Die Erwartung, daß nach dem halbherzigen Katalysator-Beschluß des Bonner Kabinetts die Diskussion um den drohenden Tod des deutschen Waldes zu Ende gehen würde, war, wie man weiß, verfrüht. Doch Abgas-Entgiftung hin, Tempo-Limit her – ein Nutznießer der Affäre steht schon fest, und zwar ein ganz unerwarteter. Profiteur der Waldschaden-Debatte ist die chemische Industrie der Republik. Sie nämlich liefert nicht nur die Katalysatoren, mit denen von 1986 an die ersten deutschen Autos ausgerüstet werden müssen. Die Branche darf sich auch freuen, daß mit der Autoindustrie endlich einmal ein anderer Industriezweig als sie selbst zum Angriffsziel der Umweltschützer wird.

So genoß es Wolfgang Munde, Hauptgeschäftsführer des Verbandes der chemischen Industrie, sichtlich, daß er diese Woche in Bonn eine Untersuchung seines Verbandes über die Waldschäden vorstellen konnte. Die ungewohnte Rolle brachte es mit sich, daß die Chemie-Interessenvertreter – was für eine Premiere – von Bonn das Eintreten für mehr Umweltschutz forderten. Die in der Europäischen Gemeinschaft geplante Senkung der Schwefeldioxid-Emissionen um dreißig Prozent bis 1993 reiche nicht aus, sie sei allenfalls ein erster Schritt.

Die Chemiker haben gut fordern.
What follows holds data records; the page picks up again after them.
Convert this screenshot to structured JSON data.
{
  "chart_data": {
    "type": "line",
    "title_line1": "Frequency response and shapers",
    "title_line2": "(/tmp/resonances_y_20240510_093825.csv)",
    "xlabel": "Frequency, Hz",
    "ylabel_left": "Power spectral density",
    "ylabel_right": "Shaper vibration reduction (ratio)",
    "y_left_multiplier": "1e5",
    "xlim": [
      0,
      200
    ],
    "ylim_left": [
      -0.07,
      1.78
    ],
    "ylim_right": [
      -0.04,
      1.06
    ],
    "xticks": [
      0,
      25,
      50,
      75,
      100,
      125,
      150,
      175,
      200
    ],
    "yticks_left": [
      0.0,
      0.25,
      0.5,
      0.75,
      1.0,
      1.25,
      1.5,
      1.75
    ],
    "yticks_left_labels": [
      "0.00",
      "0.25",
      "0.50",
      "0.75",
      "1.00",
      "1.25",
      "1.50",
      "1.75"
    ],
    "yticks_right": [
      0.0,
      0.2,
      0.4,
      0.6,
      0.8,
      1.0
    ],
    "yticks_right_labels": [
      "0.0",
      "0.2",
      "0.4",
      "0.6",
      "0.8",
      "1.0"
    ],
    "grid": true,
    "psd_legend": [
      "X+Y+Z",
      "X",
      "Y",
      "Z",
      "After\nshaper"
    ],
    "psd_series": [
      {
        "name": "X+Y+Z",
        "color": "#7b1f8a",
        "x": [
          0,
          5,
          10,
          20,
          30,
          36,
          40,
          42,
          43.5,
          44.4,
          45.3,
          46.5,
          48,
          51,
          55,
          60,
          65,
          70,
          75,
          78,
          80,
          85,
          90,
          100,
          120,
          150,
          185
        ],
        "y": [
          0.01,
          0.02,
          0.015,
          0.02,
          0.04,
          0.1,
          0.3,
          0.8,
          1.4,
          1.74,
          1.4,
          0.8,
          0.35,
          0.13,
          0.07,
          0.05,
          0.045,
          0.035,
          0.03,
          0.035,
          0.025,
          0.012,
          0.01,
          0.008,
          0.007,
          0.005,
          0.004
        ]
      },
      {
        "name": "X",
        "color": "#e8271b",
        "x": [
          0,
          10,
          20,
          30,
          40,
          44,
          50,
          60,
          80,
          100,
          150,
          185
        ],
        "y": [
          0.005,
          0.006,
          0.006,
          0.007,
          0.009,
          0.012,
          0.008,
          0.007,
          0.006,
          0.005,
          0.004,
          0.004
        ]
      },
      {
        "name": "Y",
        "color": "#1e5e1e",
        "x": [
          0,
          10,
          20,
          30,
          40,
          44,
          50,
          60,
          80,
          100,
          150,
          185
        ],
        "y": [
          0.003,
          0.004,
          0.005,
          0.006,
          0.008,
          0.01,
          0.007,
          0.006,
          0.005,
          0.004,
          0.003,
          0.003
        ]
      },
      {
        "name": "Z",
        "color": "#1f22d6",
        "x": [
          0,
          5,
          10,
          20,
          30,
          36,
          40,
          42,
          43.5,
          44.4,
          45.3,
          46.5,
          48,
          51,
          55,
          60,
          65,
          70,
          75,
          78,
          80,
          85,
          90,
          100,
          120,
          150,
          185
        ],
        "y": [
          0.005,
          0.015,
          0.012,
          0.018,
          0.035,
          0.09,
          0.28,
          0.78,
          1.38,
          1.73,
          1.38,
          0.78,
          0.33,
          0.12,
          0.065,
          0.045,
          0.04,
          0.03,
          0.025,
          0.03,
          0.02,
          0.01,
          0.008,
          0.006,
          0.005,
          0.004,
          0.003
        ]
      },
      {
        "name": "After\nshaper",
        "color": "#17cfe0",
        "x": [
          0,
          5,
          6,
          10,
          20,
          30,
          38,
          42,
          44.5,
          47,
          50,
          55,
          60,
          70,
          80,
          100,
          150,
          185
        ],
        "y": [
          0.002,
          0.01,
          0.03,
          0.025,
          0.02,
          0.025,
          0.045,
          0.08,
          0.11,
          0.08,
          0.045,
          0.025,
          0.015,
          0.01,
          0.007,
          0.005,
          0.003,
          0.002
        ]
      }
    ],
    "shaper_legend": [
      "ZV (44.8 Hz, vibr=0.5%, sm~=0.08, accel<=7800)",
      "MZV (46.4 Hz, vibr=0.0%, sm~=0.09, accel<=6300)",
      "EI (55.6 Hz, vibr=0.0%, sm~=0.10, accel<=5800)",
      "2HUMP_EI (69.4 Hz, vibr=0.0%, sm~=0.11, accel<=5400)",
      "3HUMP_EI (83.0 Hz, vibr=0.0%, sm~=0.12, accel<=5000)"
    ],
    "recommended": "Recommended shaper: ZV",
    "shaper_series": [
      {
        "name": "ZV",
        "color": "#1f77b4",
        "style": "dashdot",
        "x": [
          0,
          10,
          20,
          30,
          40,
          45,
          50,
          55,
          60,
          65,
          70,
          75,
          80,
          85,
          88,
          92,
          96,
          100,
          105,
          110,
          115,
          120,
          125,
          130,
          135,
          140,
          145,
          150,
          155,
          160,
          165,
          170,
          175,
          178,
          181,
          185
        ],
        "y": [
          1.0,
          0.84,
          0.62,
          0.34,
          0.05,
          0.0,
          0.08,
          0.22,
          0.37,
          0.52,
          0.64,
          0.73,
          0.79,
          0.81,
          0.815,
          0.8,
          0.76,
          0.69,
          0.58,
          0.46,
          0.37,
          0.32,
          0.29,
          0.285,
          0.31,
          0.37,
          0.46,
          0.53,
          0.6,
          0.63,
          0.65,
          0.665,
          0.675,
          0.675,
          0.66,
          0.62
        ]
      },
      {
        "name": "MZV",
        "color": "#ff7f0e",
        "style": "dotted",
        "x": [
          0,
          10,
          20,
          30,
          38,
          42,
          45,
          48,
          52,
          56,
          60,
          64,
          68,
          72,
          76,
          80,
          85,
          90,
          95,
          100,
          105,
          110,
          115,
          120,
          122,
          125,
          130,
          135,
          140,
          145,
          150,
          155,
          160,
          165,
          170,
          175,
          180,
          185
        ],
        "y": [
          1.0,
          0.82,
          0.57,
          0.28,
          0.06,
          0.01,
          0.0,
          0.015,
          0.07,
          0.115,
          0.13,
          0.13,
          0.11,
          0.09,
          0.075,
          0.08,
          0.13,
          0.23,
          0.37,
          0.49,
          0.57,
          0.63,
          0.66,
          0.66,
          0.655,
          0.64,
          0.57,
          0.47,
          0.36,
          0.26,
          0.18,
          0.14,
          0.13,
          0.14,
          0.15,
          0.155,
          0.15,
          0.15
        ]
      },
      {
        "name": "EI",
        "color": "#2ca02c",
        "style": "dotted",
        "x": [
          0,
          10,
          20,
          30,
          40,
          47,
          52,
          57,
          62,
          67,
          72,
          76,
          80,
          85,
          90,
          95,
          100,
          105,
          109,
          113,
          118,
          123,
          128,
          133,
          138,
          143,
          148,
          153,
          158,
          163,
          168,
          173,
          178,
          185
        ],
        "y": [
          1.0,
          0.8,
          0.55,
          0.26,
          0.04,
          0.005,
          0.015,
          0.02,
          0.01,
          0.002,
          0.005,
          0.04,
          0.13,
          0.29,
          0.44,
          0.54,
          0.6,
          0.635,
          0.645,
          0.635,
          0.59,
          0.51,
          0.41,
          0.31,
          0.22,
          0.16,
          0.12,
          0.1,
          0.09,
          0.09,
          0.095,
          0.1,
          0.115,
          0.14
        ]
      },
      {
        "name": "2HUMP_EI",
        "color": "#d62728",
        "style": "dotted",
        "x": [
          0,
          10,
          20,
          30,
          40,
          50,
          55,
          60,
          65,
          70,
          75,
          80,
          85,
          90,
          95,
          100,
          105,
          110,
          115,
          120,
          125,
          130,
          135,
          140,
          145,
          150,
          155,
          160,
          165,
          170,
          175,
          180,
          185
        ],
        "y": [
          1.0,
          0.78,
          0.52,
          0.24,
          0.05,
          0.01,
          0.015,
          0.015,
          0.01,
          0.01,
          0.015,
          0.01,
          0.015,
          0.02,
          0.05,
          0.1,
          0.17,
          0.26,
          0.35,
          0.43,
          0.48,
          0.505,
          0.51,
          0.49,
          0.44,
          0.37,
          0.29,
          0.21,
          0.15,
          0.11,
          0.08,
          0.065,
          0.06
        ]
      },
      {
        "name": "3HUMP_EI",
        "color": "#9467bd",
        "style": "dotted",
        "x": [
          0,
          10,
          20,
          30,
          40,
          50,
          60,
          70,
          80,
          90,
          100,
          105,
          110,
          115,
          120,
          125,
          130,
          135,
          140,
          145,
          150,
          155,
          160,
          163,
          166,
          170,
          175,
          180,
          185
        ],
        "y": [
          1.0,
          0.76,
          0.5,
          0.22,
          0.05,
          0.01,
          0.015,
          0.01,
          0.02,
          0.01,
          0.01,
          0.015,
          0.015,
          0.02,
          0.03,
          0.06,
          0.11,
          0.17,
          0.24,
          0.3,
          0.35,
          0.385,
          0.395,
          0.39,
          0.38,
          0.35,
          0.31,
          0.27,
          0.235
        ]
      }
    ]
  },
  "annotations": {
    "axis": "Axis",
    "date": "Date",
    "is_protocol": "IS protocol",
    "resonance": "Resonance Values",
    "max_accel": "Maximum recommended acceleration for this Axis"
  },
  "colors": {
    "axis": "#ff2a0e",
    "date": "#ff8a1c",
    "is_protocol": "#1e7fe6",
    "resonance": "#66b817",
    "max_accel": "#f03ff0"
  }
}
Sie selbst nämlich müssen nur 4,3 Prozent des Schwefeldioxidausstoßes in der Bundesrepublik verantworten, nur 2,6 Prozent der Stickoxide kommen aus Quellen in der chemischen Industrie.

An kurzfristiger Hilfe für den Wald hatte Munde indes nur alte Rezepte zu bieten: Versauerung und Nährstoffmangel des Waldbodens sollen durch Kalkung und Düngung behoben werden. Den Verdacht, die Chemiker schlügen dies vor allem vor, weil sie daran verdienten, mochte der Funktionär nicht gelten lassen. Die Rettungsaktion bringe der Industrie allenfalls neunzig Millionen Mark in den Kassen – das sind 0,06 Prozent vom Branchenumsatz.

Bei wohlwollender Betrachtung wirkt die Art und Weise, in der Gesundheitsminister Heiner Geißler auf den gemeinsamen Formaldehyd-Bericht von Bundesgesundheitsamt, Umweltbundesamt und der Bundesanstalt für Arbeitsschutz reagiert, so richtig schön tatkräftig und entschlossen. Kaum haben die Ämter nämlich ihr Gutachten veröffentlicht, schon kündigt Geißler an, das Bundeskabinett werde noch in diesem Jahr eine Gefahrstoffverordnung verabschieden, die die Verwendung des möglicherweise krebserzeugenden Formddehyds deutlich einschränkt.

Der Eindruck von Tatkraft ist freilich nur bedingt richtig. Nicht in Vergessenheit geraten darf nämlich, daß die Ansichten der Gutachter über die Krebsgefährlichkeit von Formaldehyd dem Minister schon seit Monaten bekannt waren. Das ließ nicht nur ausreichend Zeit, eine Gefahrenstoffverordnung zu konzipieren. Das eröffnete auch die Möglichkeit, einzelne der beteiligten Gutachter, die Formaldehyd für deutlich krebsgefährlicher hielten als das Gemeinschaftsgutachten nun sagt, auf Linie zu bringen. Den Verdacht jedenfalls, daß er erhebliche Tatkraft vor allem darauf gerichtet hat, die schwärzer sehenden Gutachter auf Linie zu bringen, kann Heiner Geißler nicht entkräften.

Das Problem ist schon ein Jahrzehnt alt. Doch den Haushaltsausschuß des Bundestages unter Vorsitz von Rudi Waltner (SPD) hat das nicht abhalten können, einen neuen Anlauf zu seiner. Lösung zu wagen. Einstimmig haben die „Erbsenzähler“ empfohlen, daß das Kindergeld künftig nicht mehr von den Arbeitsämtern, sondern von den Finanzämtern gezahlt werden soll.